González has proclaimed his pride in being Puerto Rican, has asked the U.S. Government to work hard to preserve the national identity of Puerto Ricans, and criticized political corruption in Puerto Rico.[15]
During the spring of 2006, along with several Protestant leaders, he was instrumental in persuading Puerto Rican Governor Aníbal Acevedo Vilá, Senate President Kenneth McClintock, and House Speaker José Aponte Hernández to resolve Puerto Rico's fiscal crisis, which had sparked a two-week-long government shutdown.[16]
As González awaited the results of the investigation, the bishops of Puerto Rico demonstrated their confidence in him by electing him the president of their conference in December 2012. That same month he refused when pressured to resign by Vatican officials,[18] responding instead with a lengthy rebuttal in February 2013.[19] When details of the standoff became public, almost a hundred Catholic organizations formed a coalition to demonstrate their solidarity with González.[20] [21]
The Vatican cleared González of all the charges against him in June 2013.[22] In August, Wesolowski was removed as apostolic delegate[23] and the failure of the Vatican to credit his claims against González was thought to explain his departure.[24] Wesolowski was in fact removed because he was suspected of sexually abusing minors. After a canonical trial he was laicized in June 2014.[25]
Power's remains arrived in San Juan on April 6, 2013; González called the transfer "a boost to our identity" and a moment of clarification for Puerto Rico.[29] By then González could count on support from his friend, the newly elected Pope Francis,[30] and on May 18 the Congregation for Divine Worship told him it had no objection to moving Power's remains into the cathedral.[31] On June 2, González decreed the establishment of the "Chapel of the Holy Christ of the entire Puerto Rican nation" to serve as "a privileged place dedicated to prayer for Puerto Rico, its nation, including its diaspora and all its inhabitants".[22] On June 10, 2013, the 200th anniversary of Power's death in Cádiz, his remains and those of Arizmendi were reinterred in the chapel. González said: "If this Altar of the Homeland leads us to erect an Altar of the Homeland in our hearts, then all this effort has been worth it."[32]

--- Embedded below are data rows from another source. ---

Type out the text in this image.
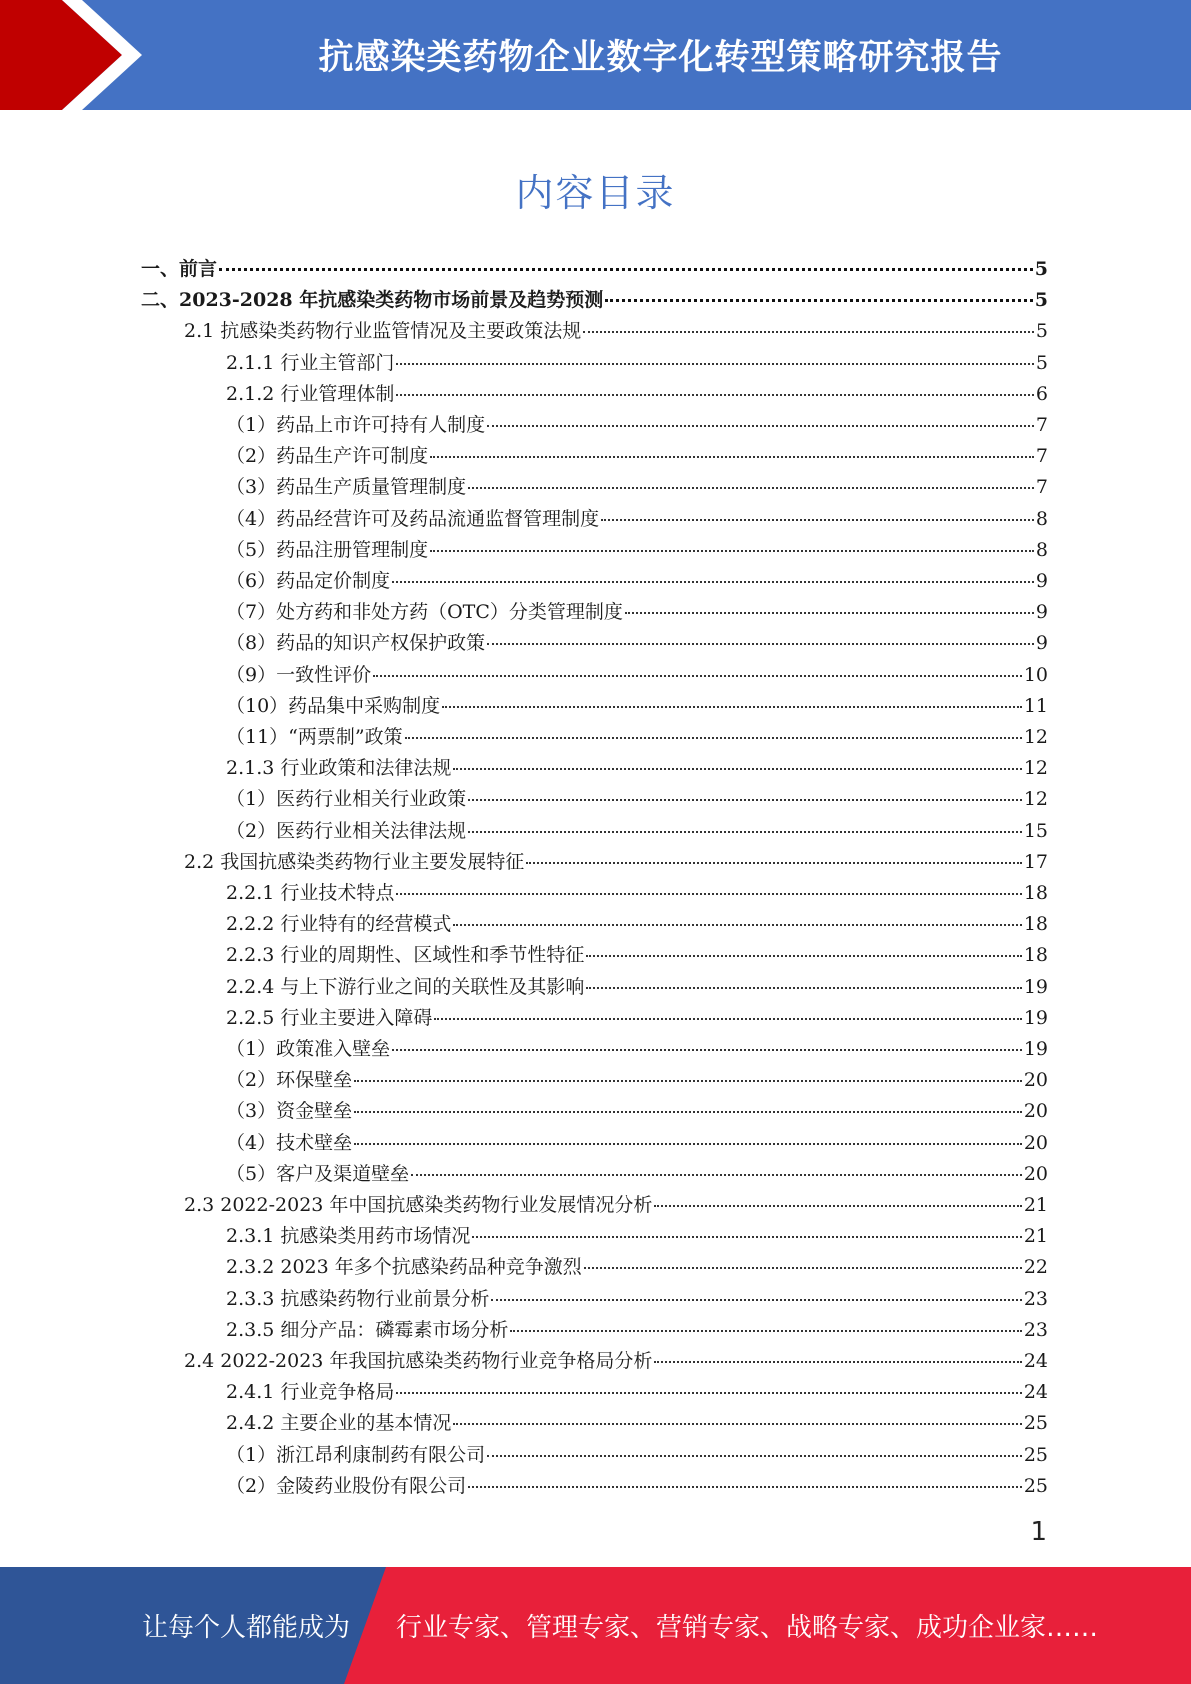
抗感染类药物企业数字化转型策略研究报告
内容目录
一、前言	5
二、2023-2028 年抗感染类药物市场前景及趋势预测	5
2.1 抗感染类药物行业监管情况及主要政策法规	5
2.1.1 行业主管部门	5
2.1.2 行业管理体制	6
（1）药品上市许可持有人制度	7
（2）药品生产许可制度	7
（3）药品生产质量管理制度	7
（4）药品经营许可及药品流通监督管理制度	8
（5）药品注册管理制度	8
（6）药品定价制度	9
（7）处方药和非处方药（OTC）分类管理制度	9
（8）药品的知识产权保护政策	9
（9）一致性评价	10
（10）药品集中采购制度	11
（11）“两票制”政策	12
2.1.3 行业政策和法律法规	12
（1）医药行业相关行业政策	12
（2）医药行业相关法律法规	15
2.2 我国抗感染类药物行业主要发展特征	17
2.2.1 行业技术特点	18
2.2.2 行业特有的经营模式	18
2.2.3 行业的周期性、区域性和季节性特征	18
2.2.4 与上下游行业之间的关联性及其影响	19
2.2.5 行业主要进入障碍	19
（1）政策准入壁垒	19
（2）环保壁垒	20
（3）资金壁垒	20
（4）技术壁垒	20
（5）客户及渠道壁垒	20
2.3 2022-2023 年中国抗感染类药物行业发展情况分析	21
2.3.1 抗感染类用药市场情况	21
2.3.2 2023 年多个抗感染药品种竞争激烈	22
2.3.3 抗感染药物行业前景分析	23
2.3.5 细分产品：磷霉素市场分析	23
2.4 2022-2023 年我国抗感染类药物行业竞争格局分析	24
2.4.1 行业竞争格局	24
2.4.2 主要企业的基本情况	25
（1）浙江昂利康制药有限公司	25
（2）金陵药业股份有限公司	25
1
让每个人都能成为 行业专家、管理专家、营销专家、战略专家、成功企业家……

He attend both sessions of the Synod of Bishops on the Family as president of the Episcopal Conference of Puerto Rico in October 2014[36] and October 2015.[37] At the 2015 meeting, he described the current practice of divorced and remarried Catholics approaching the priest with their arms crossed to receive a blessing and called it "a manifestation of the desire of sacramental communion" in which "they humble themselves before the community by making clear to all their illegal status; as if to say: Mea culpa, mea culpa, mea maxima culpa!" He suggested a pastoral approach that would guide them on a "penitential journey", questioned the requirement that a spouse abandon their partner in an unsanctioned marriage, and underscored "the efficacy of the penitential sacrament as a sacrament of conversion".[38]
González has received honorary doctorates from St. Bonaventure University (New York), Universidad Central de Bayamón (Puerto Rico), Siena College (New York), and the Graduate Theological Foundation (Puerto Rico).[39] Regis College in Massachusetts awarded him its Presidential Medal in 2000.[40] Fordham awarded him its Sapientia et Doctrina award in recognition of his contributions to Hispanic ministry in 2009.[3]